Hi everyone i just got myself a 54 liter tank so far with 1 betta, no gravel , i have heater and no plants as of yet. I would like to get more colorful fish that work with the Betta or i will take the betta out and put him in my back in the 3 liter tank, or get a devider and leave the betta on one side and have what i want on the otherside.

I was thinking about ghost shrimp, Danio's, corie's, platies, tetras, apistos, barbs , Endlers and German blue rams..

I would like some help on if these are good choices or any good advice ..Thanks


----------



## redchigh (Jan 20, 2010)

Well, of the ones you listed, your best bet is the corys. The only other one that might work are the endlers... 

Everything else would have the possibility of picking on the betta or becoming food. If you go with the cories, use sand. The cories will sift through it.


----------



## small fry (Oct 14, 2010)

I recommend you take the betta and put it in the 3L tank. They do fine in smaller tanks and they like to live alone.

GBR is not a good idea for beginers (at all). They are very sensitive to fluctuating condtions and prefer relatively high tempretures.

Remember that danios, tetras, cories, and barbs are school fish, which means you need at least six of them (or 5 for the cories).

Apistos are expensive and they will attack any other fish you put in the tank, possibly to death. They are cichlid, and most cichlids don't play nicely.

Hope this helps!


----------



## Mrs Wise (Dec 4, 2010)

Putting the Betta in a 3 liter tank I dont think is a very good advice!!! Yes they can survice in small containers.. but they surly arent happy!!!!!

Coreys I think is the best bet...unlell you put in a devider and add guramies in the other end ;-)


----------



## small fry (Oct 14, 2010)

Make sure that you don't have the betta in the tank when/if you add a gourami! Bettas and Gouramis hate each other, being very closely related.

Bettas are perfectly happy in contains 1g+. They are happier with there own small space then with other fish, they like to live alone. They can breathe air directly from the surface, and in there natrual habitat, the didn't have that much space, either (or at least from what I have read).

i promise you, my betta was WAY happier when I took him out of my 10g with 3 other small fish and put him in his own 1g bowl.

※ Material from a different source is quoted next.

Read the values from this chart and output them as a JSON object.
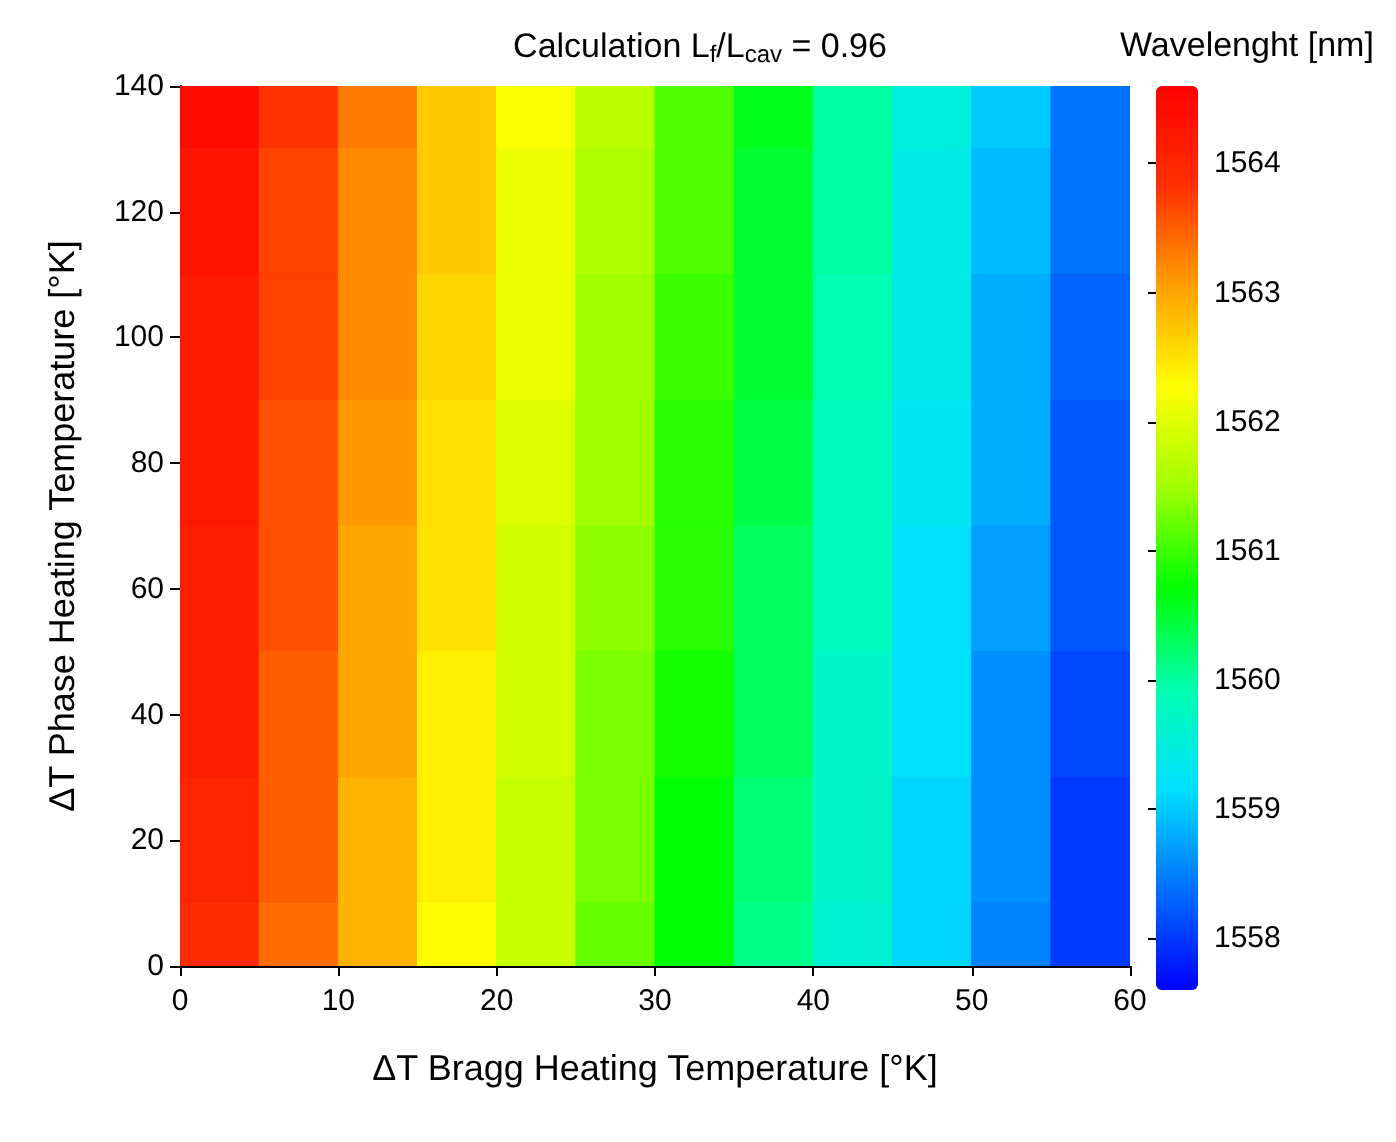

The bigger the better, but bettas do fine in 1 gallon of water if you keep up with the WC.


_(edit: I wouldn't recomend putting endlers with bettas. Bettas often kill guppies mistakeing them for other males. Endlers are smaller but I still wouldn't try it IMO)_


----------



## DanMarion (Apr 13, 2010)

I've had Ghost Shrimp and African Dwarf Frogs in with a male Betta before, and everyone got along famously.


----------



## small fry (Oct 14, 2010)

African Dwarf frogs and Bettas? You have never had problems? What size tank do you have? I might have to get me a ADF (BTW I just learned while I was typing what the common abr. ADF stands for)!


----------



## DanMarion (Apr 13, 2010)

I never had a problem. I had a male Betta, 5 ADF, and 10 or so Ghost Shrimp in a 10 Gallon. Keep in mind though, that the unique personality of the Betta will be the determining factor. Some of them are more tolerant of tankmates than others. I have found that the less the tankmate looks like a fish, the better your chances are.


----------



## Byron (Mar 7, 2009)

Agree, the individual Betta personality is quite variable from fish to fish. I always think it best to take the safest course of action, and a Betta is deserving of its own environment. Putting any fish (aside perhaps from substrate fish) in with a Betta can cause trouble, stress for the Betta or the other fish or both.

I agree that a 3 litre container [note smallfry, it was litre, not gallon as I suspect you were thinking] is inadequate. A small 2 gallon tank isn't very expensive, and this would serve the Betta nicely.

Dividing the other tank means creating less space for whatever else you put in the tank, which is a dis=service. Best to remove the Betta if other fish are added. And you have a lot of options in small fish that would be lovely and colourful in a planted aquarium.

Byron.


----------